"Vivemos hoje um estado de exceção [em decorrência da aproximação da Copa do Mundo e das Olimpíadas]", disse o professor do Instituto de Pesquisa e Planejamento Urbano e Regional (Ippur) da Universidade Federal do Rio de Janeiro (UFRJ), Carlos Vainer. Ele fez uma análise da flexibilização que vem sendo operada nas leis brasileiras para a fim de que sejam atendidos os compromissos firmados com os organizadores internacionais dos eventos. Tais alterações, segundo ele, podem provocar graves impactos no ordenamento jurídico e social do país.
"Com a Lei Geral da Copa, abriu-se uma exceção absurda. O governo brasileiro abdicou do seu direito de decidir quem entra no território nacional. Quem comprar entrada para assistir qualquer jogo da Copa tem automaticamente, sem custos, o visto de entrada no país. Na prática, o Brasil entregou a uma entidade privada o direito de emitir vistos de entrada no país", critica.

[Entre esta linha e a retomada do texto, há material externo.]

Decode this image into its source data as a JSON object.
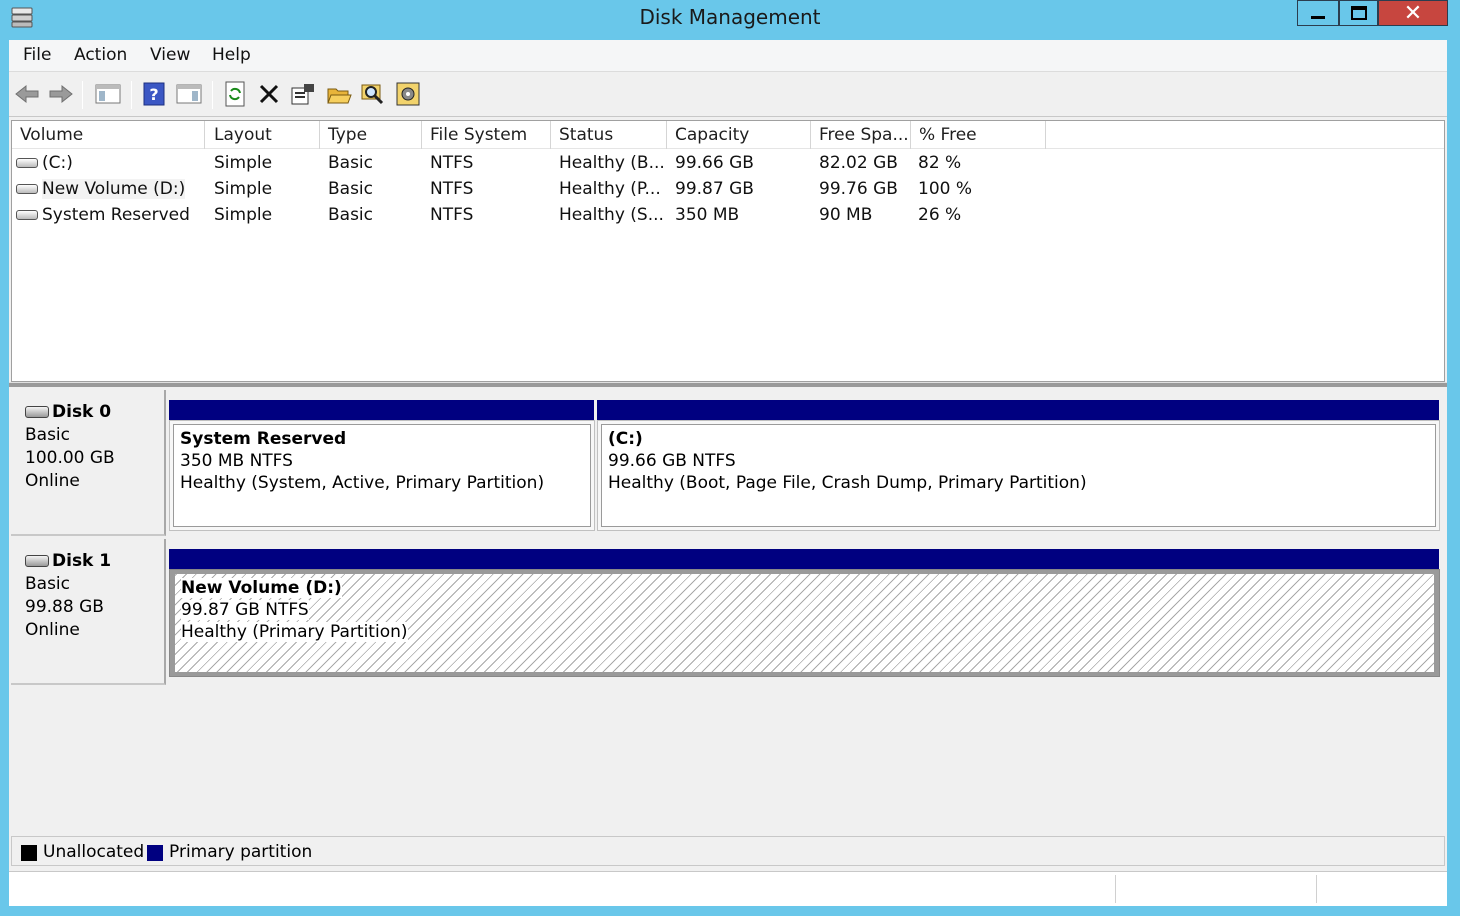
{
  "window": {
    "title": "Disk Management",
    "close_glyph": "✕"
  },
  "menu": {
    "items": [
      "File",
      "Action",
      "View",
      "Help"
    ]
  },
  "toolbar": {
    "icons": [
      "back-arrow-icon",
      "forward-arrow-icon",
      "show-hide-console-tree-icon",
      "help-icon",
      "show-hide-action-pane-icon",
      "refresh-icon",
      "delete-icon",
      "properties-icon",
      "open-folder-icon",
      "search-icon",
      "settings-icon"
    ]
  },
  "volume_list": {
    "columns": [
      "Volume",
      "Layout",
      "Type",
      "File System",
      "Status",
      "Capacity",
      "Free Spa...",
      "% Free"
    ],
    "rows": [
      {
        "volume": "(C:)",
        "layout": "Simple",
        "type": "Basic",
        "fs": "NTFS",
        "status": "Healthy (B...",
        "capacity": "99.66 GB",
        "free": "82.02 GB",
        "pct": "82 %"
      },
      {
        "volume": "New Volume (D:)",
        "layout": "Simple",
        "type": "Basic",
        "fs": "NTFS",
        "status": "Healthy (P...",
        "capacity": "99.87 GB",
        "free": "99.76 GB",
        "pct": "100 %"
      },
      {
        "volume": "System Reserved",
        "layout": "Simple",
        "type": "Basic",
        "fs": "NTFS",
        "status": "Healthy (S...",
        "capacity": "350 MB",
        "free": "90 MB",
        "pct": "26 %"
      }
    ]
  },
  "disks": [
    {
      "name": "Disk 0",
      "type": "Basic",
      "size": "100.00 GB",
      "state": "Online",
      "partitions": [
        {
          "name": "System Reserved",
          "size": "350 MB NTFS",
          "status": "Healthy (System, Active, Primary Partition)"
        },
        {
          "name": "(C:)",
          "size": "99.66 GB NTFS",
          "status": "Healthy (Boot, Page File, Crash Dump, Primary Partition)"
        }
      ]
    },
    {
      "name": "Disk 1",
      "type": "Basic",
      "size": "99.88 GB",
      "state": "Online",
      "partitions": [
        {
          "name": "New Volume  (D:)",
          "size": "99.87 GB NTFS",
          "status": "Healthy (Primary Partition)"
        }
      ]
    }
  ],
  "legend": [
    {
      "label": "Unallocated",
      "color": "#000000"
    },
    {
      "label": "Primary partition",
      "color": "#000080"
    }
  ]
}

Vainer enumera três impactos que podem resultar dessas medidas que chamou de exceção. A primeira diz respeito ao endividamento dos estados e municípios. "Estamos assumindo, sem que tenhamos sido devidamente consultados, o compromisso de pagar nos próximos 20, 30, 40 anos montantes que restringem a capacidade de investimento nas nossas grandes metrópoles", explicou. Ele critica a falta de informação sobre os gastos reais. "Se tomarmos como exemplo os jogos Panamericanos, vamos ter que multiplicar o orçamento previsto inicialmente por dez", declarou.
O segundo impacto destacado pelo professor é o aprofundamento das desigualdades sociais, resultante das remoções de comunidades para dar passagem à obras vinculadas aos eventos. "Não podemos dizer que a segregação urbana tem início com a Copa e com as Olimpíadas, mas é possível afirmar que esses processos estão aprofundando de maneira marcante essa situação", avaliou.
Ele critica o grande número de remoções em curso. "Estamos assistindo à expulsão de populações pobres e a captura desses terrenos pelo capital depois de valorizados pelos investimentos públicos. Isso é dramático e aprofunda o caráter antidemocrático das nossas cidades. As pessoas estão sendo retiradas das áreas, porque estão no caminho do investimento ou porque poluem a paisagem", apontou.
O pesquisador destaca ainda os impactos relacionadas à segurança. "É grave abrir o precedente para que as Forças Armadas intervenham na ordem pública: isso deveria ser tarefa das polícias. A história brasileira recente mostra claramente esse risco. Você cria situações inaceitáveis, mas que a sociedade acaba se acostumando", explicou.
O pesquisador considera positiva a articulação nacional de comitês populares que questionam o poder público em boa parte dessas medidas. "Se olharmos por esse lado, é um balanço extraordinariamente positivo essa vitalidade, essa capacidade de organização". Ele destaca que tem ouvido relatos surpresos da imprensa internacional sobre o processo de mobilização no Brasil. "Jornalistas estrangeiros ficam surpresos com a vitalidade da resistência. Muito mais poderosa do que qualquer outro país que passou por essa experiência", relatou.
Ele lamenta que as mobilizações não estejam tendo a repercussão junto à mídia. "Apesar de algumas vitórias importantes, principalmente relacionadas a alguns casos de remoção de comunidades, essa resistência não tem sido capaz de alterar de maneira expressiva os rumos que os governantes associados a grandes empresas nacionais e internacionais estão dando aos jogos e ao país", declarou.